New Kid on the Hallway said...

Your point about networking is correct, but I'd argue that networking in law school is much more tied to rankings than it is in other fields. That is, who you clerk for is an important factor, but you are almost certainly never going to clerk for certain people coming from certain schools. Justice Thomas, god love him, is probably the only justice who looks beyond the top 10 schools in hiring his clerks. In many many circles, rankings are held to be reliable proxies for quality. (And in some ways they are - I will admit you have to be really fricking smart to get into Yale and Harvard. But the scorn for "third tier toilet" schools among elements of the legal community is really amazing, and it makes those of us not at top-14 schools defensive.)
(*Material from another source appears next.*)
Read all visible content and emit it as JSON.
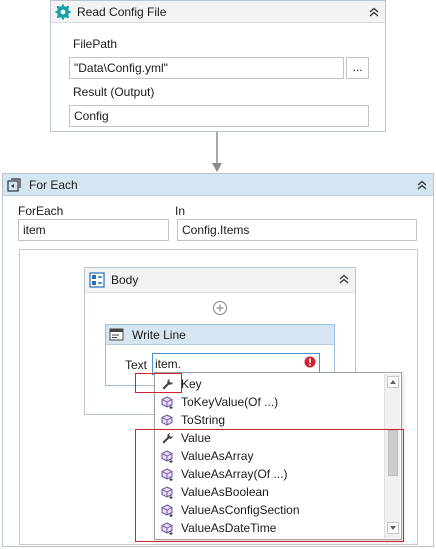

As for the example of France - really? I mean, I'm not saying it's any worse-run than the U.S., but 1) it's a lot smaller and has a lot fewer universities than the U.S., and 2) there have been significant critiques of the class-replicating nature of its education system. And I'd hardly hold France up as a model for issues involving diversity (didn't they recently ban wearing religious garb that covers your face?).

Dr. Virago said...

"Are they only parochial if they are run by the parish?"

Yes. And parochial schools are generally cheaper than non-parochial schools (those are usually run by single orders of priests or nuns or friars). Parochial (= run by the parish) grade schools and diocesan (=run by the diocese, the level up from parish) high schools are the Catholic equivalent of public schools -- you get put in them by your address -- but cost money. Private Catholic schools cost more and are often have competitive admissions.